LB: Your approach to self-control is interdisciplinary. In particular, you aim to combine philosophical analysis with research on decision theory within economics. What do you see as the main benefits of combining two different traditions of thought, and possibly different methodologies?

NG: "Each tradition can bring something to the other. Economic models of self-control conceive of the self as a series of timeslices with competing interests, who can each take action to constrain later selves but would be naive to believe in the power of intentions. I extend the traditional framework and introduce a more intuitive notion of the self over time, which incorporates willpower and intentions. This way of thinking about self-control also has benefits for the philosophical tradition. Incorporating the instrumental rationality of timeslices can inform philosophical debates about the rationality of forming, acting on, and revising intentions."

LB: In our blog we are interested in failures of rationality in human agents. Does the notion of rationality play a role in your project, and what can we learn from the project about human rationality? Is exercising self-control always the rational thing to do?

NG: "I show the sense in which both exercises and lapses of self-control can be viewed as instrumentally rational. But before we can judge instrumental rationality, or means-end reasoning, we have to know the agent’s ends. This, in turn, depends on the level of agency. If we want to argue that the perspective of the self over time is somehow privileged, and that self-control is preferred to giving into temptation, then we need to appeal to a thicker version of rationality (based on more than just the ends of the agent) or to an ethical theory."
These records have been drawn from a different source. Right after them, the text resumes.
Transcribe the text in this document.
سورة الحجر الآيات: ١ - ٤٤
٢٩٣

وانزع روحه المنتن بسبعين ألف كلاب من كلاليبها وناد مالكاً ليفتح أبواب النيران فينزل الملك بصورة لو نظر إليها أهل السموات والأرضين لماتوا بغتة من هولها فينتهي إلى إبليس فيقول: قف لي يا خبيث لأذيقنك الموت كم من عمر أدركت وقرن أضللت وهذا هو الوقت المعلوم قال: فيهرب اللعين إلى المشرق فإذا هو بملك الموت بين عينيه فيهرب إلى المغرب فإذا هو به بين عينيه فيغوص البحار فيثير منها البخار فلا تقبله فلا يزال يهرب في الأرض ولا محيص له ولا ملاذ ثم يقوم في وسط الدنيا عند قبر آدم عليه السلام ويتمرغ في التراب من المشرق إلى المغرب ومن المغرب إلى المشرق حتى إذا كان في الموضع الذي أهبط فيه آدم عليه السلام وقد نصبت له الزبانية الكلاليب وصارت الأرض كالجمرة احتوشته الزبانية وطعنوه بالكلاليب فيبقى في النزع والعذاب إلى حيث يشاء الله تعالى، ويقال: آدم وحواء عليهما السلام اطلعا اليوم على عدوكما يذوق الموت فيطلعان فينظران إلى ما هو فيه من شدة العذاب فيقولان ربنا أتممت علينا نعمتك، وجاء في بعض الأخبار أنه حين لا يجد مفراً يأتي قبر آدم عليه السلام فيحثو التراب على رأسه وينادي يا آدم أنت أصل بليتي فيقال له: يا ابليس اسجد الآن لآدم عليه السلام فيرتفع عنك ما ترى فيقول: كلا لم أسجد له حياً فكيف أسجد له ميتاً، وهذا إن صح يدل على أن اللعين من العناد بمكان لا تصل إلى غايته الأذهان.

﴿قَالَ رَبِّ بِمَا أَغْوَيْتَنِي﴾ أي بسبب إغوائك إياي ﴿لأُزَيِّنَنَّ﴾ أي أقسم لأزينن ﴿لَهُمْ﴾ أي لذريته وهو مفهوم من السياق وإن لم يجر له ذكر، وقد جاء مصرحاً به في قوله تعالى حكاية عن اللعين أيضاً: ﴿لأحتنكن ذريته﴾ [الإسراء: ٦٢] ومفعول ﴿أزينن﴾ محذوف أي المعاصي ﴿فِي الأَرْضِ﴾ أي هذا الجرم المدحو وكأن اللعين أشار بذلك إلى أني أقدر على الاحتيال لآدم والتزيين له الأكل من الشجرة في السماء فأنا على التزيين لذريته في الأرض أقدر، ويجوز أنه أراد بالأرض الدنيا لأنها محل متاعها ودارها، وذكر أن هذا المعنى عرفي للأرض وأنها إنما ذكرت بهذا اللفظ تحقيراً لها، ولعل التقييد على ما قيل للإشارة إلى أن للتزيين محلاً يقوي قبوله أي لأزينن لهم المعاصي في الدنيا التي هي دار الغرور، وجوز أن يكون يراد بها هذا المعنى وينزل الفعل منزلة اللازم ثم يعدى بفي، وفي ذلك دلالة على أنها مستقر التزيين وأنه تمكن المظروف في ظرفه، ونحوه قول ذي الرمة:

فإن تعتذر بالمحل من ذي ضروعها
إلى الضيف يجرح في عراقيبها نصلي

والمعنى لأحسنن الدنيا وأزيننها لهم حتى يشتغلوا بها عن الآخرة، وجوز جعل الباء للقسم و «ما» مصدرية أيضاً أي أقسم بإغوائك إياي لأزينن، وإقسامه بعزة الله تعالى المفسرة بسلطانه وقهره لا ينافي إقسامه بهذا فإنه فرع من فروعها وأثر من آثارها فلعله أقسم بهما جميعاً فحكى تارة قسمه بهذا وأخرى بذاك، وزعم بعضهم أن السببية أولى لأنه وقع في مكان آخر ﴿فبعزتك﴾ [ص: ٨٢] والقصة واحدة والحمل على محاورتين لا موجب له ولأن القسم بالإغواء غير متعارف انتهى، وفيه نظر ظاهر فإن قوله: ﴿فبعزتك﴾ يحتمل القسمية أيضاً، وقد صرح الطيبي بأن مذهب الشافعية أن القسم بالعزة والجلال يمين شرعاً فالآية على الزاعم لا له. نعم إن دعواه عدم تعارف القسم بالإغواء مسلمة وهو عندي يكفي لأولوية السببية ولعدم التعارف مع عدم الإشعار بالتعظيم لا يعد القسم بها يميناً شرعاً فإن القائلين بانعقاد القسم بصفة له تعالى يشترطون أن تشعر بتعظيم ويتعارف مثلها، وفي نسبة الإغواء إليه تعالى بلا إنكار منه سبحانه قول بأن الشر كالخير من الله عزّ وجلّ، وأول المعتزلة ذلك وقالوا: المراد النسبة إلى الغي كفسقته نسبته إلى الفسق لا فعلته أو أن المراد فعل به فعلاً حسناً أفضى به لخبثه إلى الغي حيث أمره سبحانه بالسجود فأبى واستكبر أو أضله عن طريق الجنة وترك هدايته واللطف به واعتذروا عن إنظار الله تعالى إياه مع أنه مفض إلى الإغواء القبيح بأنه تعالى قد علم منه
LB: In my current project I explore potential benefits of paradigmatic instances of irrationality in human cognition. I am wondering whether you think there are any psychological, biological or epistemic advantages in lacking self-control or being akratic…

NG: "I take problems of self-control to be those where a person has to resist a current temptation in order to achieve a long-term goal. To the extent that the long-term goal does not represent the agent’s psychological or biological welfare, then there could be psychological or biological advantages to lapses of self-control. And, of course, the optimal life plan will allow for some present enjoyment, it won’t involve deferring all gratification to some indefinite future date."

1 comment:

  1. Hi Natalie,

    I just want to pick up on your answer to Lisa's final question regarding whether you think that a lack of self-control might ever be psychologically, biologically, or epistemically advantageous.

    You say that cases in which it would be are cases in which the long-term goal which the subject has which—the achievement of which suffers as a result of lack of self-control—is a goal which does not represent the subject's psychological or biological welfare. Is the idea then that a lack of self-control is a good thing if and only if it is instrumental in preventing the attaining of a subject's goals which are detrimental to that subject’s welfare? And so a lack of self-control could never be psychologically, biologically, or epistemically advantageous with respect to a goal the achievement of which is good for the subject?